Since all of these direct-to-video potboilers look the same when they're sitting on the shelf, I thought I'd point out a pair of movies that are... different. Really different. In fact they're absolutely ridiculous! You won't find the titillation and thrills that the box covers seem to promise; instead you're more likely to injure yourself laughing! Even by Video Vulture standards, these two films are strange. Both feature pivotal bathtub scenes.

· Dial Help (1989) Charlotte Lewis stars as a vain model who is tormented by supernatural forces. (From her perpetually blank facial expression, you'd think she was possessed by Bo Derek.) Things really get weird when the telephone falls in love with her. Not a telephone: the telephone. Everywhere she goes, telephones vie for her affection and prevent her estranged boyfriend from contacting her. At one point, her phone kills all of her goldfish by emitting a piercing shriek. Then, the phone starts killing people; usually bit-part characters who only showed up a few seconds earlier. A would-be rapist gets done in by a pay phone that shoots quarters out of its coin return slot like a machine gun! When Charlotte's neighbor warns her she should probably stay away from the phone for a while (because of the... you know... deaths and everything), she agrees, walks into her apartment, picks up the phone and makes love to it! Most amazingly, the phone hypnotizes her into dressing up in high heels and cheeky lingerie, climbing into a bathtub that appears to be full of Mountain Dew, and rolling around in ecstasy while the phone serenades her!

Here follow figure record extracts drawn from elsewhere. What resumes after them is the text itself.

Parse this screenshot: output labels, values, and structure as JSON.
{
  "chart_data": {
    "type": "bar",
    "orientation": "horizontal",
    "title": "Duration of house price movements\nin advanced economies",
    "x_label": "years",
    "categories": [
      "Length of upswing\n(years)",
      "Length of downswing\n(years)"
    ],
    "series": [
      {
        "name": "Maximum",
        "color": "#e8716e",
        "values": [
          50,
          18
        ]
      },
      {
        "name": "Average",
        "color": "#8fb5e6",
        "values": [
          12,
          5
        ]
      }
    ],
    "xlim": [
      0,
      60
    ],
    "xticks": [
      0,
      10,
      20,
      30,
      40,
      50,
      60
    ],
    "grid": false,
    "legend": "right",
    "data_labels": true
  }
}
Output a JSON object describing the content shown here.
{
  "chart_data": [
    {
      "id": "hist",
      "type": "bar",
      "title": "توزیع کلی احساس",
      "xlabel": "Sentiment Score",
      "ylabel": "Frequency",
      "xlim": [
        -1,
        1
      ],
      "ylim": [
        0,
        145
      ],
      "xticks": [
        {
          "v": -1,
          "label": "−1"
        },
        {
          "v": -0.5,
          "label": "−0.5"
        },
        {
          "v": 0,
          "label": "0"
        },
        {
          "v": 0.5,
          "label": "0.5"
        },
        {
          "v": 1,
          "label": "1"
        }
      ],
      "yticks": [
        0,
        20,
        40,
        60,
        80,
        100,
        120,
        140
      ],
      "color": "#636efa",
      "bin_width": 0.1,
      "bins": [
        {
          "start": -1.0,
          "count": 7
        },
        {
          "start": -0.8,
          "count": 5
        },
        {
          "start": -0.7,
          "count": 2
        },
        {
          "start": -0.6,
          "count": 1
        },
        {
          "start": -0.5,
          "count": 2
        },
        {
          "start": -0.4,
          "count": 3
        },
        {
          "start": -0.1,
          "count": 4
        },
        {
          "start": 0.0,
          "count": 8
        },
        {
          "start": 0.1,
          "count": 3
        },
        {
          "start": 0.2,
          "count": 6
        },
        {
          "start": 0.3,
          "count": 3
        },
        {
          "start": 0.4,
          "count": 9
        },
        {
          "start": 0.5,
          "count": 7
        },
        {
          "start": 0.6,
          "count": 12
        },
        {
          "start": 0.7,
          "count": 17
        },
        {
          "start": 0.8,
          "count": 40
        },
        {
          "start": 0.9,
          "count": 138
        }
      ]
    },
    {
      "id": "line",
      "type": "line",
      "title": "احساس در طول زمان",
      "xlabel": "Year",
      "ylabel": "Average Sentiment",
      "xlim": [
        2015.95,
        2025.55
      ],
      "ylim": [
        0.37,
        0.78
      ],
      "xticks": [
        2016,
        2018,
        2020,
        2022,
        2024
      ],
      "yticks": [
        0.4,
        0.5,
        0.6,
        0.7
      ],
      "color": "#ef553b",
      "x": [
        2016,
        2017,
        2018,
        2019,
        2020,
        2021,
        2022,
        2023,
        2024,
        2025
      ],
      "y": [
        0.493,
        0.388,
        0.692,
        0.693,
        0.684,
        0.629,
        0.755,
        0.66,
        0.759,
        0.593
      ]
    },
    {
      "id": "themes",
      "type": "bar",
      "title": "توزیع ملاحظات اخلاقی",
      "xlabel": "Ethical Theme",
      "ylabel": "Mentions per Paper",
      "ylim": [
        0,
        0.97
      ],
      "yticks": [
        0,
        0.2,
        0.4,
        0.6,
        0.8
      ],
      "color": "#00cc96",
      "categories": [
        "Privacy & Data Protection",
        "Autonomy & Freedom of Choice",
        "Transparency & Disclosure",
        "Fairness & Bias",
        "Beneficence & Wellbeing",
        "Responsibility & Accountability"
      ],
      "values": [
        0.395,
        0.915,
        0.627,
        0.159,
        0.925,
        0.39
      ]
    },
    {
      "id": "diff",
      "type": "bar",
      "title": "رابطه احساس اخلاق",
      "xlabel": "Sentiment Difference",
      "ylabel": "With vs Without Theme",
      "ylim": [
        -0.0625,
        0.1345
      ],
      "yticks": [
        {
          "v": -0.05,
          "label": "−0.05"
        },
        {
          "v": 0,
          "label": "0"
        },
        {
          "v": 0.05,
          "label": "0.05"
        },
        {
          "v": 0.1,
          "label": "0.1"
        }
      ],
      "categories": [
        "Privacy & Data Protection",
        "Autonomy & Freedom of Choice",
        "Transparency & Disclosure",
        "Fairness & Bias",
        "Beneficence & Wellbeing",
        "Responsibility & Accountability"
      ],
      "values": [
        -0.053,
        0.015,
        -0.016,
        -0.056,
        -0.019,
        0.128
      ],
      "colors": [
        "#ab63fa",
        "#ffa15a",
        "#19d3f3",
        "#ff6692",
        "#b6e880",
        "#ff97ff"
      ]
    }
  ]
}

The fact that this film was made by the director of Cannibal Holocaust blows my mind.

· Electra (1995) Holy cow! This one's even weirder than Dial Help! Young Billy Duncan (Joe Tab) has been chemically augmented into the next step in human evolution. Now he's strong enough to knock a speeding van off the road with his shoulder. He's kept his abilities a secret, and has remained a virgin because he knows that whomever he sleeps with will also gain superpowers!

Meanwhile, Billy's sexually frustrated stepmother (played by Shannon Tweed - yay!) is showing increasingly unhealthy interest in her boy, and a wheelchair-bound super-villain named "Roach" is after Billy's secret formula. Roach employs an army of goons in berets, a pair of ferocious female stripper/assassins in black leather fetish gear, a mind-reading device, brainwashing, and tons of other ridiculous methods in his mad quest for (gasp! horrors!) regaining the use of his legs!

The movie starts out as a suspense thriller, then turns into a mutant Tennessee Williams play, and ends up as a frenzied comic-book hurricane that hilariously defies description. Out-takes and bloopers play over the closing credits. (Watch Shannon shriek "I'm gonna puke!" as she straddles Billy atop a rapidly spinning crucifix!)